Na missa de abertura do Sínodo para o Médio Oriente, na Basílica de São Pedro, no Vaticano, neste domingo, 10, o papa Bento XVI pediu um esforço comum das religiões e da comunidade internacional em favor da paz no Médio Oriente, recusando “qualquer expressão de violência”.

“Todos são chamados a dar o seu próprio contributo: a comunidade internacional, apoiando um caminho fiável, leal e construtivo em direcção à paz; as religiões mais presentes na região, promovendo os valores espirituais e culturais que unem os homens e excluem qualquer expressão de violência”, disse o Papa.

O Sínodo é uma assembleia consultiva de bispos que representam o episcopado católico, convocados para ajudar o Papa no governo da Igreja.

A Reunião

A Assembleia deve reunir 185 participantes até o dia 24 deste mes discutindo o tema “A Igreja Catolica no Oriente Medio: comunhao e testemunho. ‘A multidao dos fieis tinham um so coraçao e uma so alma’” (At 4,32). Do Brasil, participa o arcebispo de Aparecida (SP) e presidente do Conselho Episcopal Latino-americando, dom Raymundo Damasceno Assis.

Lembrando “a delicada e muitas vezes dramática situação social e política de alguns países”, o papa defendeu a necessidade de “favorecer as condições de paz e de justiça, indispensáveis para um desenvolvimento harmoniosos de todos os habitantes da região”.

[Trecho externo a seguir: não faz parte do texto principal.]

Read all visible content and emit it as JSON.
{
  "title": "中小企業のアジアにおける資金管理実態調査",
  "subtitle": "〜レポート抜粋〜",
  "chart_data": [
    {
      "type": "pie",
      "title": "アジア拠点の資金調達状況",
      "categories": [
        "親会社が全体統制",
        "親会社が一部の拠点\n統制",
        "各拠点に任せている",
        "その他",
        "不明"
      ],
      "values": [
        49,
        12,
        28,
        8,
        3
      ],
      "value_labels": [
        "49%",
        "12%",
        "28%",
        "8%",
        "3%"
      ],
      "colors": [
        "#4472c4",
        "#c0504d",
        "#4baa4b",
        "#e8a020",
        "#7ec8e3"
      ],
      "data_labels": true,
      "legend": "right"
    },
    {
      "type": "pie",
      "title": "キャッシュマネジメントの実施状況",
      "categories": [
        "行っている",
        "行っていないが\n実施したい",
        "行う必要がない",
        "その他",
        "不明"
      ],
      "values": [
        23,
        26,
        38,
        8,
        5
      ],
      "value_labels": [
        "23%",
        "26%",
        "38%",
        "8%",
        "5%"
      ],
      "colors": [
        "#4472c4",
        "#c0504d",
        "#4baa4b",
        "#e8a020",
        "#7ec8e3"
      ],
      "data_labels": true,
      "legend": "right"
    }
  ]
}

A unidade das Igrejas católicas árabes também esteve no centro da intervenção do papa que uma maior “comunhão da Igreja Católica no Médio Oriente”.

“É a terra de Abraão, de Isaac e de Jacob; a terra do Êxodo e do regresso do exílio; a terra do Templo e dos Profetas; a terra em que o Filho Unigénito nasceu de Maria, ali viveu morreu e ressuscitou; é o berço da Igreja, constituída para levar o Evangelho de Cristo até aos confins do mundo”, disse.

Bento XVI destacou a importância de promover a unidade “no interior de cada Igreja, entre todos os seus membros” e nas relações com as outras Igrejas.

“Não obstante as dificuldades, os cristãos da Terra Santa são chamados a reavivar a consciência de serem pedras vivas da Igreja no Médio Oriente, junto dos Lugares santos da nossa salvação”, acentuou.